İstihkak davalarında sürecin en başından itibaren ne yazık ki bazı aksaklıklar yaşanmakta, özellikle üçüncü kişinin istihkak iddia etmesinden itibaren İİK md. 97 – 99 prosedürlerinden hangisinin uygulanacağının İcra Müdürlüğünün takdirine bırakılmış olması bu sorunların en önemlileri arasında yerini almaktadır. Zira 97 ve 99 maddelerinden hangisinin uygulanacağı, özellikle üçüncü kişi açısından büyük önem arz etmektedir. Ayrıca, bu süreçte karşımıza çıkan bir diğer önemli sorun da İcra Hukuk Mahkemesinin takibin devamı kararı verdikten sonra ortada hukuki bir boşluğun meydana gelmesi ve üçüncü kişi açısından hukuki güvencenin ortadan kalkmasıdır.

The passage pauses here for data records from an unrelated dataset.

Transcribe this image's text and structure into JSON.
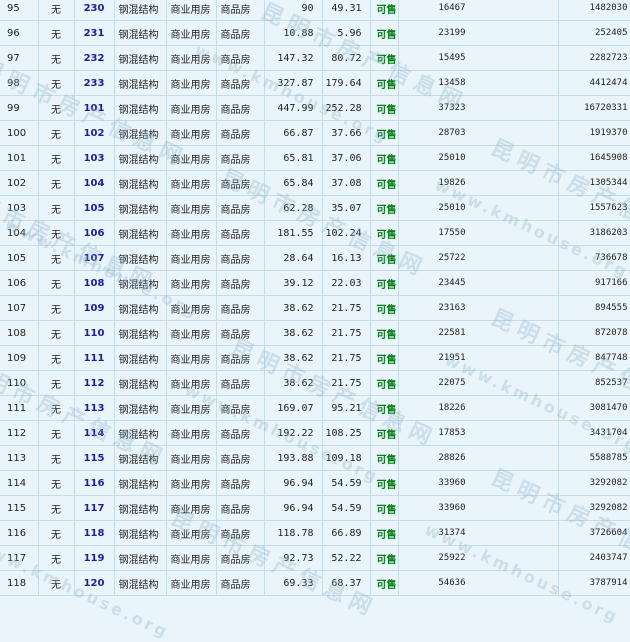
{
  "units": [
    {
      "no": "95",
      "none": "无",
      "room": "230",
      "structure": "钢混结构",
      "use": "商业用房",
      "kind": "商品房",
      "area": "90",
      "inner_area": "49.31",
      "status": "可售",
      "price": "16467",
      "total": "1482030"
    },
    {
      "no": "96",
      "none": "无",
      "room": "231",
      "structure": "钢混结构",
      "use": "商业用房",
      "kind": "商品房",
      "area": "10.88",
      "inner_area": "5.96",
      "status": "可售",
      "price": "23199",
      "total": "252405"
    },
    {
      "no": "97",
      "none": "无",
      "room": "232",
      "structure": "钢混结构",
      "use": "商业用房",
      "kind": "商品房",
      "area": "147.32",
      "inner_area": "80.72",
      "status": "可售",
      "price": "15495",
      "total": "2282723"
    },
    {
      "no": "98",
      "none": "无",
      "room": "233",
      "structure": "钢混结构",
      "use": "商业用房",
      "kind": "商品房",
      "area": "327.87",
      "inner_area": "179.64",
      "status": "可售",
      "price": "13458",
      "total": "4412474"
    },
    {
      "no": "99",
      "none": "无",
      "room": "101",
      "structure": "钢混结构",
      "use": "商业用房",
      "kind": "商品房",
      "area": "447.99",
      "inner_area": "252.28",
      "status": "可售",
      "price": "37323",
      "total": "16720331"
    },
    {
      "no": "100",
      "none": "无",
      "room": "102",
      "structure": "钢混结构",
      "use": "商业用房",
      "kind": "商品房",
      "area": "66.87",
      "inner_area": "37.66",
      "status": "可售",
      "price": "28703",
      "total": "1919370"
    },
    {
      "no": "101",
      "none": "无",
      "room": "103",
      "structure": "钢混结构",
      "use": "商业用房",
      "kind": "商品房",
      "area": "65.81",
      "inner_area": "37.06",
      "status": "可售",
      "price": "25010",
      "total": "1645908"
    },
    {
      "no": "102",
      "none": "无",
      "room": "104",
      "structure": "钢混结构",
      "use": "商业用房",
      "kind": "商品房",
      "area": "65.84",
      "inner_area": "37.08",
      "status": "可售",
      "price": "19826",
      "total": "1305344"
    },
    {
      "no": "103",
      "none": "无",
      "room": "105",
      "structure": "钢混结构",
      "use": "商业用房",
      "kind": "商品房",
      "area": "62.28",
      "inner_area": "35.07",
      "status": "可售",
      "price": "25010",
      "total": "1557623"
    },
    {
      "no": "104",
      "none": "无",
      "room": "106",
      "structure": "钢混结构",
      "use": "商业用房",
      "kind": "商品房",
      "area": "181.55",
      "inner_area": "102.24",
      "status": "可售",
      "price": "17550",
      "total": "3186203"
    },
    {
      "no": "105",
      "none": "无",
      "room": "107",
      "structure": "钢混结构",
      "use": "商业用房",
      "kind": "商品房",
      "area": "28.64",
      "inner_area": "16.13",
      "status": "可售",
      "price": "25722",
      "total": "736678"
    },
    {
      "no": "106",
      "none": "无",
      "room": "108",
      "structure": "钢混结构",
      "use": "商业用房",
      "kind": "商品房",
      "area": "39.12",
      "inner_area": "22.03",
      "status": "可售",
      "price": "23445",
      "total": "917166"
    },
    {
      "no": "107",
      "none": "无",
      "room": "109",
      "structure": "钢混结构",
      "use": "商业用房",
      "kind": "商品房",
      "area": "38.62",
      "inner_area": "21.75",
      "status": "可售",
      "price": "23163",
      "total": "894555"
    },
    {
      "no": "108",
      "none": "无",
      "room": "110",
      "structure": "钢混结构",
      "use": "商业用房",
      "kind": "商品房",
      "area": "38.62",
      "inner_area": "21.75",
      "status": "可售",
      "price": "22581",
      "total": "872078"
    },
    {
      "no": "109",
      "none": "无",
      "room": "111",
      "structure": "钢混结构",
      "use": "商业用房",
      "kind": "商品房",
      "area": "38.62",
      "inner_area": "21.75",
      "status": "可售",
      "price": "21951",
      "total": "847748"
    },
    {
      "no": "110",
      "none": "无",
      "room": "112",
      "structure": "钢混结构",
      "use": "商业用房",
      "kind": "商品房",
      "area": "38.62",
      "inner_area": "21.75",
      "status": "可售",
      "price": "22075",
      "total": "852537"
    },
    {
      "no": "111",
      "none": "无",
      "room": "113",
      "structure": "钢混结构",
      "use": "商业用房",
      "kind": "商品房",
      "area": "169.07",
      "inner_area": "95.21",
      "status": "可售",
      "price": "18226",
      "total": "3081470"
    },
    {
      "no": "112",
      "none": "无",
      "room": "114",
      "structure": "钢混结构",
      "use": "商业用房",
      "kind": "商品房",
      "area": "192.22",
      "inner_area": "108.25",
      "status": "可售",
      "price": "17853",
      "total": "3431704"
    },
    {
      "no": "113",
      "none": "无",
      "room": "115",
      "structure": "钢混结构",
      "use": "商业用房",
      "kind": "商品房",
      "area": "193.88",
      "inner_area": "109.18",
      "status": "可售",
      "price": "28826",
      "total": "5588785"
    },
    {
      "no": "114",
      "none": "无",
      "room": "116",
      "structure": "钢混结构",
      "use": "商业用房",
      "kind": "商品房",
      "area": "96.94",
      "inner_area": "54.59",
      "status": "可售",
      "price": "33960",
      "total": "3292082"
    },
    {
      "no": "115",
      "none": "无",
      "room": "117",
      "structure": "钢混结构",
      "use": "商业用房",
      "kind": "商品房",
      "area": "96.94",
      "inner_area": "54.59",
      "status": "可售",
      "price": "33960",
      "total": "3292082"
    },
    {
      "no": "116",
      "none": "无",
      "room": "118",
      "structure": "钢混结构",
      "use": "商业用房",
      "kind": "商品房",
      "area": "118.78",
      "inner_area": "66.89",
      "status": "可售",
      "price": "31374",
      "total": "3726604"
    },
    {
      "no": "117",
      "none": "无",
      "room": "119",
      "structure": "钢混结构",
      "use": "商业用房",
      "kind": "商品房",
      "area": "92.73",
      "inner_area": "52.22",
      "status": "可售",
      "price": "25922",
      "total": "2403747"
    },
    {
      "no": "118",
      "none": "无",
      "room": "120",
      "structure": "钢混结构",
      "use": "商业用房",
      "kind": "商品房",
      "area": "69.33",
      "inner_area": "68.37",
      "status": "可售",
      "price": "54636",
      "total": "3787914"
    }
  ],
  "watermark": {
    "cn": "昆明市房产信息网",
    "en": "www.kmhouse.org"
  }
}
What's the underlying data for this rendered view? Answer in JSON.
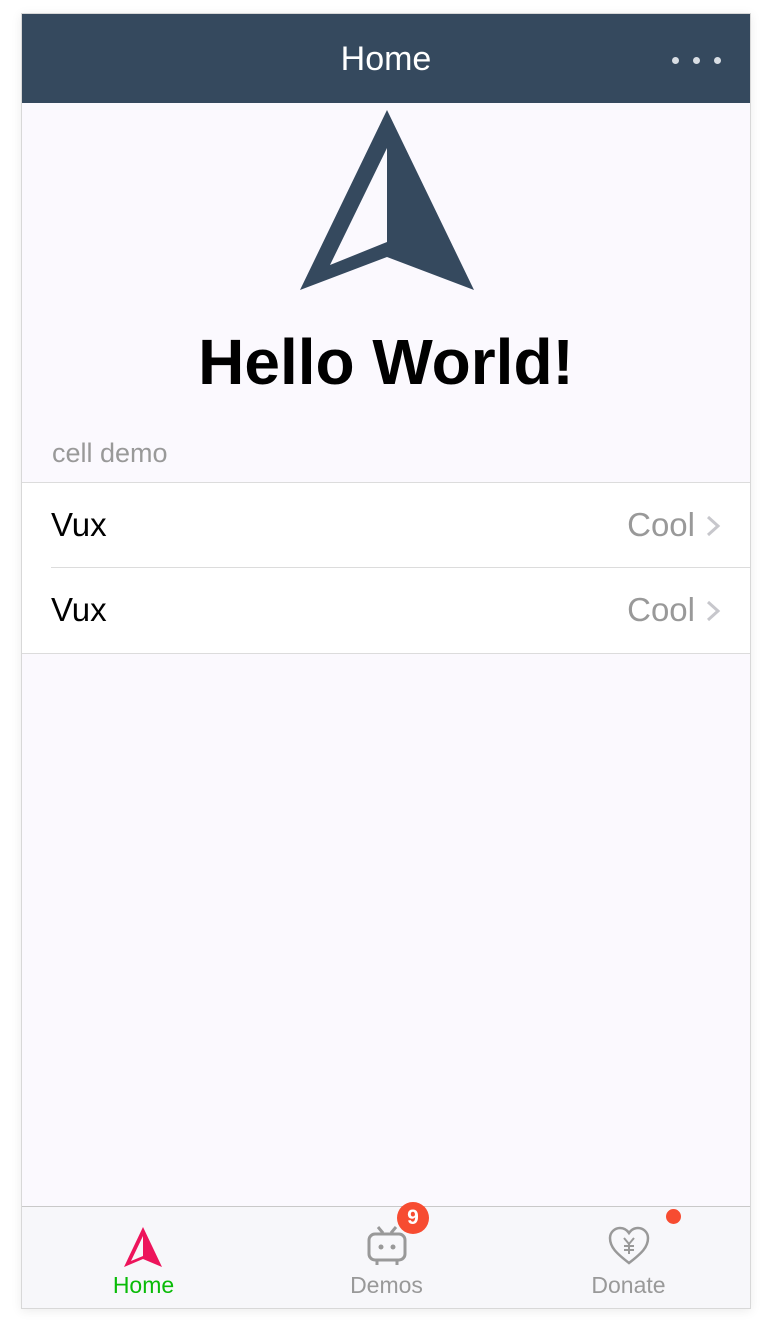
{
  "header": {
    "title": "Home",
    "more_icon": "more-dots-icon"
  },
  "main": {
    "logo_icon": "vux-logo-icon",
    "heading": "Hello World!",
    "group_title": "cell demo",
    "cells": [
      {
        "label": "Vux",
        "value": "Cool",
        "icon": "chevron-right-icon"
      },
      {
        "label": "Vux",
        "value": "Cool",
        "icon": "chevron-right-icon"
      }
    ]
  },
  "tabbar": {
    "tabs": [
      {
        "label": "Home",
        "icon": "vux-logo-icon",
        "active": true
      },
      {
        "label": "Demos",
        "icon": "tv-icon",
        "badge": "9"
      },
      {
        "label": "Donate",
        "icon": "heart-yen-icon",
        "reddot": true
      }
    ]
  },
  "colors": {
    "header_bg": "#35495e",
    "logo": "#35495e",
    "active_tab": "#09bb07",
    "active_tab_icon": "#ed145b",
    "badge": "#f74c31",
    "page_bg": "#fbf9fe"
  }
}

Her ne kadar, İcra Hukuk Mahkemesi kararında, üçüncü kişinin tebliğ veya tefhimden itibaren 7 gün içerisinde istihkak davası açması gerektiği belirtilmekteyse de alacaklı taraf kararın hemen akabinde haciz ve muhafaza işlemlerini başlatmaktadır. Bir taraftan, üçüncü kişiye tefhim veya tebliğden itibaren 7 gün içerisinde istihkak davası açması uyarısı yapılmakta, diğer taraftan ise alacaklıya, işlemlere devam edebilirsin denilmektedir. Bu noktada kanaatimizce en azından 7 günlük süre zarfında alacaklının işlemlere devam etme yetkisine kavuşamaması, bu sürenin sona ermesinden itibaren hakkın kullanılmaya başlanması daha doğru olacaktır. En azından üçüncü kişinin ileride haciz ve muhafaza tehdidi ile karşı karşıya kalmaması ve dahası borçlu olmadığı bir tutarı ödemek zorunda kalmaması adına bu hukuki düzenlemenin gerçekleştirilmesi elzemdir.